Take ESPN's latest "Guidelines for Social Networking" that were slated to be announced Wednesday but Tuesday leaked via Twitter. ESPN's Ric Bucher tweeted ESPN "prohibiting tweeting info unless it serves ESPN." ESPN's Kenny Mayne followed with a timely international analogy: "was informed 2nd hand of Taliban-like decree against further Twitter."
If only there was such foul play afoot. Instead, the policy suggests ESPN staffers shouldn't tweet what they "wouldn't say" on-air or write online. Which should be pretty obvious, given that if ESPN staffers communicate something deemed offensive, nobody cared about the specific venue. ESPN'sDana Jacobson was suspended last year for foul comments she made at the podium of a celebrity roast in Atlantic City — it wouldn't have mattered if she'd delivered them by carrier pigeon once they became public.

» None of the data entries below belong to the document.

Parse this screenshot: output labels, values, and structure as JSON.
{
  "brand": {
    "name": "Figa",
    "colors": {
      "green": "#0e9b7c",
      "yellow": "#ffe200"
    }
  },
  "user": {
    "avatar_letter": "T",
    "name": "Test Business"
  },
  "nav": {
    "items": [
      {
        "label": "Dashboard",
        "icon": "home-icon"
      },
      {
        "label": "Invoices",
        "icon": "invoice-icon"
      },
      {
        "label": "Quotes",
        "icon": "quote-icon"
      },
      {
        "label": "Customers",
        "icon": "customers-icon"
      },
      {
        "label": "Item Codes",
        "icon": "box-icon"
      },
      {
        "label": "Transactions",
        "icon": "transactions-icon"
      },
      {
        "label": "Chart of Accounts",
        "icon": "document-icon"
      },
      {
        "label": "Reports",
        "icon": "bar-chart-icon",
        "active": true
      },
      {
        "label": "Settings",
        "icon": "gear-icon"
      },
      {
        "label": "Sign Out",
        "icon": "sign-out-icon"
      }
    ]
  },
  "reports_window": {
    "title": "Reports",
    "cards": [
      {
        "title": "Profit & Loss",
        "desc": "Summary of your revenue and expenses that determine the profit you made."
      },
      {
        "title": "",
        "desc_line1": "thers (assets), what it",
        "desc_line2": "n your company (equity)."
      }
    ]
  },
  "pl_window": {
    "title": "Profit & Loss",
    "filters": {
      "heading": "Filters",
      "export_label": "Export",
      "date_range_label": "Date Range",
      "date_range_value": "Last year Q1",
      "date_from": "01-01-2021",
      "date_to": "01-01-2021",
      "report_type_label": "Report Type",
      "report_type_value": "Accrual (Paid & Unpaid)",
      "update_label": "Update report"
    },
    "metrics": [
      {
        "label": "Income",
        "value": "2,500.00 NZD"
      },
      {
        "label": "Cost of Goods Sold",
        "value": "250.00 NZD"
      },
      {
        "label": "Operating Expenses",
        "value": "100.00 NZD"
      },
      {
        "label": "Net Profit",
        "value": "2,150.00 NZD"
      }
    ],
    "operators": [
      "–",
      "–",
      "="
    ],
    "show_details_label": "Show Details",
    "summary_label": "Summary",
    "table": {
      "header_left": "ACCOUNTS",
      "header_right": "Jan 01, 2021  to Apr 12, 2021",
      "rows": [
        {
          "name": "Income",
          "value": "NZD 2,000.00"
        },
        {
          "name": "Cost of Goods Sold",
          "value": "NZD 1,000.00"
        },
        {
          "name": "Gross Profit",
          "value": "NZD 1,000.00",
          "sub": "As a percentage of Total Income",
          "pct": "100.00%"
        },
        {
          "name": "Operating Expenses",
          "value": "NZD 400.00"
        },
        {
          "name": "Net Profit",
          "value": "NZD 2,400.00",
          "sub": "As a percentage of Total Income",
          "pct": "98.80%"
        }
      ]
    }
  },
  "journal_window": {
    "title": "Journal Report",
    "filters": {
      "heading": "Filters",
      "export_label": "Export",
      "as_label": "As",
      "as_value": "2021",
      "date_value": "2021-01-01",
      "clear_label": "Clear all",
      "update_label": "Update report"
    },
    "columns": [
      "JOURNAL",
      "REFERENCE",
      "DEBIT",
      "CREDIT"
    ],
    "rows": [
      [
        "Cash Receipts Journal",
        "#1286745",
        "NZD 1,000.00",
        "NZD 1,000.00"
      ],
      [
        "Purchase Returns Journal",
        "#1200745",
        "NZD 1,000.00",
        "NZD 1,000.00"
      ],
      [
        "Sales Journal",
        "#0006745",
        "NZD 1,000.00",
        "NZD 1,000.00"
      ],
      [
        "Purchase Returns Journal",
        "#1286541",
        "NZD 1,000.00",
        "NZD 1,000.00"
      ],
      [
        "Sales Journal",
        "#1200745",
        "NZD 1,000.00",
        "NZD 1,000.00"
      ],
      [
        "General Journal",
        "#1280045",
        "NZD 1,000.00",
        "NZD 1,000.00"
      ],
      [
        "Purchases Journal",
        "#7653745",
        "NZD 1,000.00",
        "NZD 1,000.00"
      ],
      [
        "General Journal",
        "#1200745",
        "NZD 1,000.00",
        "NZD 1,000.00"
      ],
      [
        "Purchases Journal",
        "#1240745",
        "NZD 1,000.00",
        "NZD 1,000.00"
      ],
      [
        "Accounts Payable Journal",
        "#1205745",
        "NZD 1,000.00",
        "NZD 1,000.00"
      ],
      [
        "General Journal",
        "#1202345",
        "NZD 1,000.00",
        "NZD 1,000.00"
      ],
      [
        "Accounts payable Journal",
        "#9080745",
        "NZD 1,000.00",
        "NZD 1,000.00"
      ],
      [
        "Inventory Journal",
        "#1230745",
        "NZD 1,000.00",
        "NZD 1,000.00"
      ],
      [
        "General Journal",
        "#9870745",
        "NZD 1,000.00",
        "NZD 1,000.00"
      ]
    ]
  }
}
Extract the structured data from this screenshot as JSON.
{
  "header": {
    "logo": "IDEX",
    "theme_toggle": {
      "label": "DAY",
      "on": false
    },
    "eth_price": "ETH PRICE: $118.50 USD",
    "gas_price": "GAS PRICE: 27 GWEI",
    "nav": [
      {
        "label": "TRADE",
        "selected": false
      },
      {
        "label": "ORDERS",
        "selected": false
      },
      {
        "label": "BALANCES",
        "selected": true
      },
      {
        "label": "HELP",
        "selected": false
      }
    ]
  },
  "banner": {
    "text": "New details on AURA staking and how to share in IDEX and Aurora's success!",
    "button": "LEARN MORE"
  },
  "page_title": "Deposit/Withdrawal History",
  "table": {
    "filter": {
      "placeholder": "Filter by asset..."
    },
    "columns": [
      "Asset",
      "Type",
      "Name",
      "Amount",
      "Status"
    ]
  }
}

The ESPN policy suggests tweeting should be just one more product, meaning no "discussing internal policies," no "disparaging colleagues or competitors" or defending "your work against those who challenge it."
Companies like the idea of their tweeting to hype company stuff, but not having them send online traffic to other websites. Now, all ESPN tweets need to appear simultaneously on ESPN.com and Twitter.com. Says ESPN.com editor Rob King, "Twitter is evolutionary, not revolutionary."
I wish to apologize for jumping to the conclusions that I did concerning ESPN's policies. I neglected to wait until ESPN had a chance to respond to all the buzz going on yesterday. I was using the information that I had at that time, and I appreciate Mr. Hall for taking the time to point out the fact that I had not head all the facts when I wrote the piece yesterday.
Thanks, Mr. Hall. It appears that nothing from the fans' point of view will change regarding NASCAR fans getting their news.